Grimdark isn’t so grim
The writing of Joe Abercrombie, Scott Lynch and George RR Martin has all been tremendously popular and successful in recent years. Their writing style, in terms of explicit violence and grey morality, was either a refreshing change or a depressing turn down a dark path, depending upon your point of view. Numerous deaths, sex scenes and torture led those who dislike this darker style of fantasy to call it ‘grimdark’.
I’m not sure that’s necessarily a negative label anymore, given Joe Abercrombie’s taken to Twitter under the name LordGrimdark. But I’m also not sure the label is accurate in itself.
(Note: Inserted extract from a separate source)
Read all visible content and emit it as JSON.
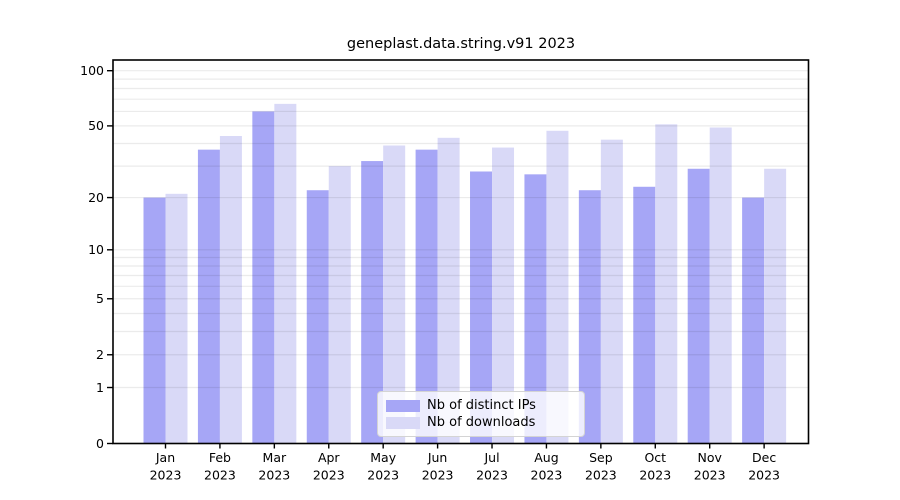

Yes, their writing is undoubtedly grimmer than fantasy has traditionally been. But when we compare it to history it’s actually rather light.
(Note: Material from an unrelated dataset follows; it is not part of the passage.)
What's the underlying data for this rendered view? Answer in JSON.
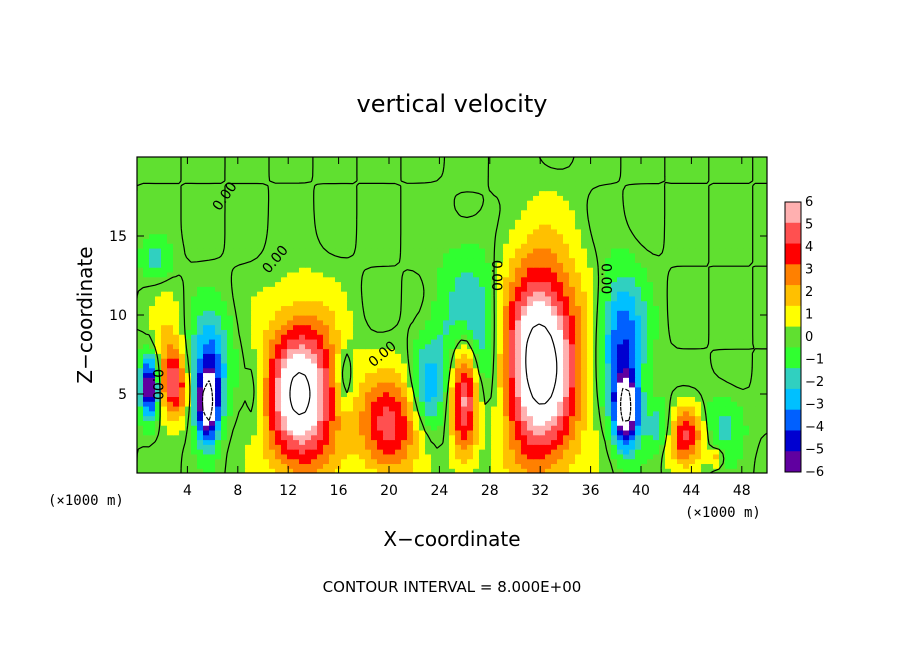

I recently finished By Sword and Fire: Cruelty and Atrocity in Medieval Warfare by Sean McGlynn. If you’re squeamish now would be a good time to stop reading.
In the first chapter he explains the basic level of violence in ‘peacetime’. Fun games included setting free a pig and then chasing it with clubs to see who could beat it to death. Another was nailing a cat to a tree and then headbutting it to death.
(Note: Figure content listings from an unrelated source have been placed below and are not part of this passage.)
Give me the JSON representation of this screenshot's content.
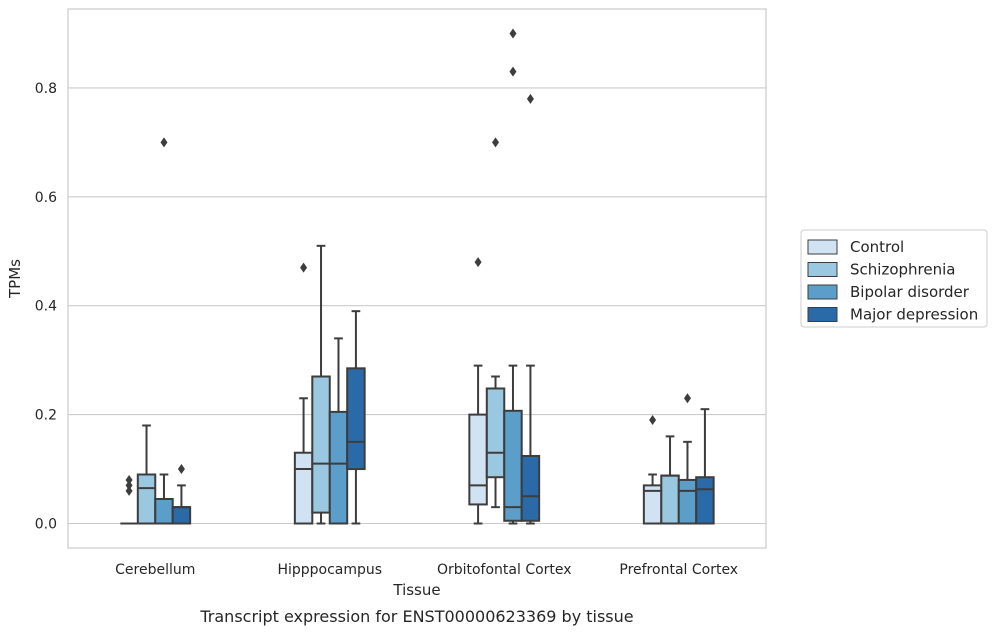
{
  "caption": "Transcript expression for ENST00000623369 by tissue",
  "chart_data": {
    "type": "box",
    "title": "",
    "xlabel": "Tissue",
    "ylabel": "TPMs",
    "ylim": [
      -0.045,
      0.945
    ],
    "yticks": [
      0.0,
      0.2,
      0.4,
      0.6,
      0.8
    ],
    "ytick_labels": [
      "0.0",
      "0.2",
      "0.4",
      "0.6",
      "0.8"
    ],
    "grid": "horizontal",
    "legend_position": "outside-right",
    "categories": [
      "Cerebellum",
      "Hipppocampus",
      "Orbitofontal Cortex",
      "Prefrontal Cortex"
    ],
    "series": [
      {
        "name": "Control",
        "color": "#d1e2f2",
        "boxes": [
          {
            "whislo": 0.0,
            "q1": 0.0,
            "med": 0.0,
            "q3": 0.0,
            "whishi": 0.0,
            "fliers": [
              0.06,
              0.07,
              0.08
            ]
          },
          {
            "whislo": 0.0,
            "q1": 0.0,
            "med": 0.1,
            "q3": 0.13,
            "whishi": 0.23,
            "fliers": [
              0.47
            ]
          },
          {
            "whislo": 0.0,
            "q1": 0.035,
            "med": 0.07,
            "q3": 0.2,
            "whishi": 0.29,
            "fliers": [
              0.48
            ]
          },
          {
            "whislo": 0.0,
            "q1": 0.0,
            "med": 0.06,
            "q3": 0.07,
            "whishi": 0.09,
            "fliers": [
              0.19
            ]
          }
        ]
      },
      {
        "name": "Schizophrenia",
        "color": "#9ac8e0",
        "boxes": [
          {
            "whislo": 0.0,
            "q1": 0.0,
            "med": 0.065,
            "q3": 0.09,
            "whishi": 0.18,
            "fliers": []
          },
          {
            "whislo": 0.0,
            "q1": 0.02,
            "med": 0.11,
            "q3": 0.27,
            "whishi": 0.51,
            "fliers": []
          },
          {
            "whislo": 0.03,
            "q1": 0.085,
            "med": 0.13,
            "q3": 0.248,
            "whishi": 0.27,
            "fliers": [
              0.7
            ]
          },
          {
            "whislo": 0.0,
            "q1": 0.0,
            "med": 0.088,
            "q3": 0.088,
            "whishi": 0.16,
            "fliers": []
          }
        ]
      },
      {
        "name": "Bipolar disorder",
        "color": "#5a9ec9",
        "boxes": [
          {
            "whislo": 0.0,
            "q1": 0.0,
            "med": 0.045,
            "q3": 0.045,
            "whishi": 0.09,
            "fliers": [
              0.7
            ]
          },
          {
            "whislo": 0.0,
            "q1": 0.0,
            "med": 0.11,
            "q3": 0.205,
            "whishi": 0.34,
            "fliers": []
          },
          {
            "whislo": 0.0,
            "q1": 0.005,
            "med": 0.03,
            "q3": 0.207,
            "whishi": 0.29,
            "fliers": [
              0.83,
              0.9
            ]
          },
          {
            "whislo": 0.0,
            "q1": 0.0,
            "med": 0.06,
            "q3": 0.08,
            "whishi": 0.15,
            "fliers": [
              0.23
            ]
          }
        ]
      },
      {
        "name": "Major depression",
        "color": "#2b6aa8",
        "boxes": [
          {
            "whislo": 0.0,
            "q1": 0.0,
            "med": 0.03,
            "q3": 0.03,
            "whishi": 0.07,
            "fliers": [
              0.1
            ]
          },
          {
            "whislo": 0.0,
            "q1": 0.1,
            "med": 0.15,
            "q3": 0.285,
            "whishi": 0.39,
            "fliers": []
          },
          {
            "whislo": 0.0,
            "q1": 0.005,
            "med": 0.05,
            "q3": 0.124,
            "whishi": 0.29,
            "fliers": [
              0.78
            ]
          },
          {
            "whislo": 0.0,
            "q1": 0.0,
            "med": 0.063,
            "q3": 0.085,
            "whishi": 0.21,
            "fliers": []
          }
        ]
      }
    ]
  }
}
Of course, hurting animals and hurting humans are different things. Brutality in the medieval world, which is where a lot of fantasy morality and technology is derived from, was not merely acceptable to many people, it was actively welcomed. States were generally weak and disorderly, and the best way (some feel) for the King to keep order was with an iron fist. So, people being interrogated would have weights tied to their feet, be suspended from the ceiling then dropped and suddenly halted so that the weights yanked down excruciatingly on their ankles. Or they might have oil applied to their soles, which would then be set alight. Cutting tongues off was common, and there’s even an example of someone having their tongue split.
But perhaps this is all in the past, and fantasy usually has stronger centralised countries than the fragmented nations of the Middle Ages. The book focuses on the period from about 1000 to 1500. It was a long time ago, with different social norms, political structures and attitudes towards violence and cruelty. Today, capital punishment is rare in the first world and torture is forbidden (or meant to be, at least). But then, didn’t one of the men fighting in Syria cut out and eat his enemy’s heart? There have also been widespread reports, in the same conflict, of genital mutilation, rape (including male rape, which tends to get skipped in history/fantasy), and beheading.
In Vietnam American soldiers sometimes had necklaces of ears cut from their enemies. That’s intensely gruesome. And yet, if you had to go into a blazing gunfight perhaps you might prefer to have such a man on your side.
Grimdark fantasy is undoubtedly harsher than the stereotype of fantasy. But it’s still not as horrendous as the reality of yesteryear, or today.